Все мусульмане понимают, что никак не могут влиять на собственные жизни и судьбы. Болезнь, смерть, засуха, чума, землетрясения, все несчастья должны фаталистски приниматься как воля Аллаха. Только будучи правоверным, принимая слова Мохаммеда, принимая волю Аллаха, можем мы попасть в рай. Так что жизнь на этой земле — не для наслаждения, а только для того, просто она заставляет доказать, что мы достойны воссоединения с Мохаммедом на небесах.
Я благочестивый мусульманин, но иногда мне трудно кое-что понять. Если Аллах милостив и сочувствует нам, то почему он столь привержен ужасным наказаниям, и почему мусульман нужно бросать в священную войну, чтобы уничтожить другие народы, которые остаются неверными? Почему ислам не может поделить мир с другими народами?
Агарь часто жаловалась, что страшится того дня, когда ее сыновья женятся и приведут жен в наш дом: ей не хотелось с кем-нибудь делить кухню. Все изменил хаджи Ибрагим, взяв второй женой Рамизу.
Сначала мы были к ней холодны, особенно когда отец выгнал маму к лоткам на рынке.
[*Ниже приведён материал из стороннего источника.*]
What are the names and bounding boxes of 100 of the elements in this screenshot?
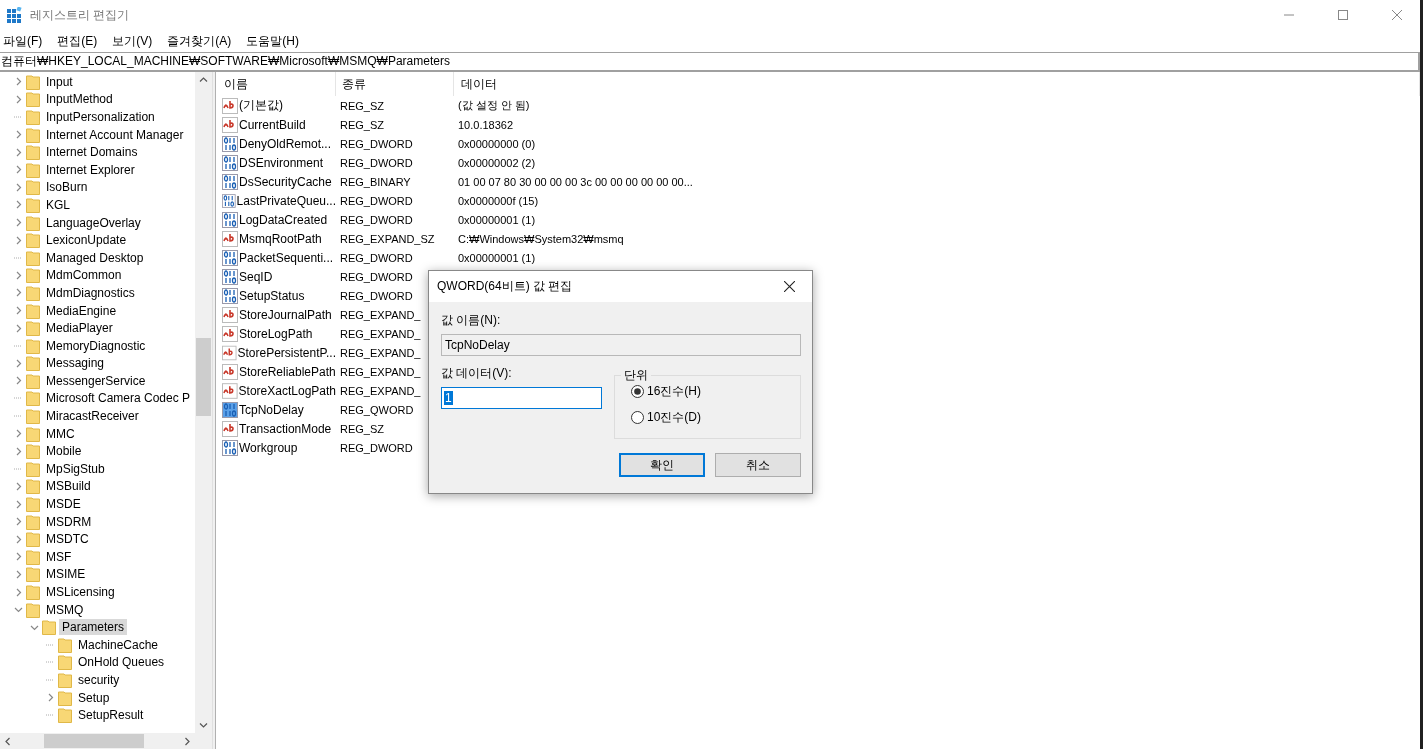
value-name[interactable]: StoreXactLogPath: [238, 383, 336, 398]
tree-line-icon: [46, 643, 54, 646]
tree-item[interactable]: LexiconUpdate: [43, 232, 130, 249]
value-name[interactable]: DSEnvironment: [239, 155, 324, 170]
value-type: REG_DWORD: [340, 137, 413, 150]
vertical-scrollbar[interactable]: [195, 72, 212, 733]
value-name[interactable]: LastPrivateQueu...: [236, 193, 336, 208]
tree-line-icon: [46, 661, 54, 664]
folder-icon: [26, 161, 40, 178]
tree-item[interactable]: MSLicensing: [43, 584, 118, 600]
value-data-field[interactable]: 1: [441, 387, 602, 409]
tree-item[interactable]: MSMQ: [43, 601, 87, 618]
tree-item[interactable]: MemoryDiagnostic: [43, 337, 149, 354]
value-name[interactable]: StoreLogPath: [239, 326, 313, 341]
value-name[interactable]: CurrentBuild: [239, 117, 306, 132]
value-name[interactable]: PacketSequenti...: [239, 250, 334, 265]
scroll-thumb[interactable]: [196, 338, 211, 416]
horizontal-scrollbar[interactable]: [0, 733, 212, 749]
dialog-button[interactable]: 확인: [619, 453, 705, 477]
menu-item[interactable]: 편집(E): [56, 32, 105, 50]
tree-item[interactable]: MSBuild: [43, 478, 94, 495]
tree-item[interactable]: MessengerService: [43, 372, 149, 389]
folder-icon: [26, 460, 40, 477]
folder-icon: [58, 636, 72, 653]
value-name-field[interactable]: TcpNoDelay: [441, 334, 801, 356]
group-title: 단위: [621, 367, 651, 384]
tree-item[interactable]: KGL: [43, 196, 73, 213]
tree-item[interactable]: InputPersonalization: [43, 109, 158, 125]
tree-item[interactable]: MSDTC: [43, 531, 92, 548]
tree-item[interactable]: MSF: [43, 548, 75, 565]
folder-icon: [26, 91, 40, 108]
folder-icon: [26, 496, 40, 513]
value-name[interactable]: Workgroup: [239, 440, 298, 455]
tree-item[interactable]: security: [75, 672, 123, 688]
value-type: REG_EXPAND_: [340, 346, 421, 359]
tree-item[interactable]: Parameters: [59, 619, 128, 636]
tree-item[interactable]: LanguageOverlay: [43, 214, 144, 231]
menu-item[interactable]: 보기(V): [111, 32, 160, 50]
tree-item[interactable]: Internet Account Manager: [43, 126, 187, 143]
tree-item[interactable]: MMC: [43, 425, 78, 442]
menu-item[interactable]: 도움말(H): [245, 32, 306, 50]
menu-item[interactable]: 파일(F): [2, 32, 50, 50]
radio-button[interactable]: [631, 411, 644, 424]
value-data: 0x00000001 (1): [458, 213, 536, 226]
tree-item[interactable]: IsoBurn: [43, 179, 91, 196]
address-bar[interactable]: 컴퓨터₩HKEY_LOCAL_MACHINE₩SOFTWARE₩Microsoft₩MSMQ₩Parameters: [0, 52, 1420, 72]
folder-icon: [26, 372, 40, 389]
tree-item[interactable]: Setup: [75, 689, 113, 706]
tree-item[interactable]: MiracastReceiver: [43, 408, 142, 425]
value-name[interactable]: TransactionMode: [239, 421, 332, 436]
tree-item[interactable]: SetupResult: [75, 707, 147, 724]
tree-item[interactable]: Internet Explorer: [43, 161, 138, 178]
tree-item[interactable]: InputMethod: [43, 91, 116, 108]
tree-item[interactable]: MSIME: [43, 566, 89, 583]
tree-item[interactable]: Mobile: [43, 443, 85, 460]
folder-icon: [26, 408, 40, 425]
value-data: (값 설정 안 됨): [458, 98, 530, 113]
scroll-thumb[interactable]: [44, 734, 144, 748]
tree-item[interactable]: MachineCache: [75, 636, 162, 653]
value-name[interactable]: SeqID: [239, 269, 273, 284]
value-name[interactable]: DenyOldRemot...: [239, 136, 332, 151]
tree-item[interactable]: MSDE: [43, 496, 84, 513]
tree-item[interactable]: Internet Domains: [43, 144, 141, 161]
folder-icon: [58, 689, 72, 706]
value-name[interactable]: (기본값): [239, 97, 283, 114]
column-header[interactable]: 이름: [218, 72, 336, 96]
column-header[interactable]: 데이터: [455, 72, 1420, 96]
registry-app-icon: [6, 7, 22, 23]
tree-item[interactable]: MpSigStub: [43, 460, 108, 477]
tree-item[interactable]: MSDRM: [43, 513, 95, 530]
column-header[interactable]: 종류: [336, 72, 454, 96]
value-name[interactable]: DsSecurityCache: [239, 174, 332, 189]
value-name[interactable]: SetupStatus: [239, 288, 305, 303]
tree-item[interactable]: Managed Desktop: [43, 249, 147, 266]
close-icon: [783, 281, 795, 292]
tree-item[interactable]: MdmDiagnostics: [43, 284, 138, 301]
close-icon: [1392, 10, 1402, 20]
tree-item[interactable]: Messaging: [43, 355, 108, 372]
dialog-button[interactable]: 취소: [715, 453, 801, 477]
folder-icon: [26, 337, 40, 354]
tree-item[interactable]: MediaPlayer: [43, 320, 116, 337]
value-name[interactable]: TcpNoDelay: [239, 402, 304, 417]
tree-item[interactable]: Microsoft Camera Codec P: [43, 390, 194, 407]
value-name[interactable]: LogDataCreated: [239, 212, 328, 227]
radio-button[interactable]: [631, 385, 644, 398]
value-name[interactable]: StorePersistentP...: [237, 345, 336, 360]
folder-icon: [26, 179, 40, 196]
tree-item[interactable]: MediaEngine: [43, 302, 120, 319]
tree-item[interactable]: Input: [43, 73, 76, 90]
tree-item[interactable]: MdmCommon: [43, 267, 125, 284]
menu-item[interactable]: 즐겨찾기(A): [166, 32, 239, 50]
tree-item[interactable]: OnHold Queues: [75, 654, 168, 671]
radio-label[interactable]: 10진수(D): [647, 409, 701, 426]
value-name[interactable]: MsmqRootPath: [239, 231, 322, 246]
value-type: REG_EXPAND_: [340, 384, 421, 397]
folder-icon: [26, 390, 40, 407]
value-name[interactable]: StoreReliablePath: [239, 364, 336, 379]
chevron-down-icon[interactable]: [13, 605, 23, 615]
radio-label[interactable]: 16진수(H): [647, 383, 701, 400]
value-name[interactable]: StoreJournalPath: [239, 307, 332, 322]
Единственный в доме, кто казался по-настоящему счастливым, был хаджи Ибрагим, но он не замечал наших переживаний. Мамино унижение угнетало ее и заставило нас относиться к отцу настороженно.
Отношение к Рамизе медленно менялось. Рядом с мамой она была так красива, что нам было даже легче не любить ее. Сначала мы считали ее высокомерной, потому что она была такой спокойной. Мало-помалу мы поняли, что она робкая и не слишком находчивая. Время от времени хаджи Ибрагим выражал вслух сомнение, не одурачил ли его старый шейх Валид Аззиз, продав ему Рамизу. Похоже, Рамиза никогда не сидела рядом со своим отцом и не разговаривала с ним. Так что у старого шейха не было никакого способа узнать, умна Рамиза или глупа. У него было столько дочерей, что едва ли он знал их всех по именам, и единственными критериями суждения были их внешний вид, покорность, сохранение девственности и цена им как невестам.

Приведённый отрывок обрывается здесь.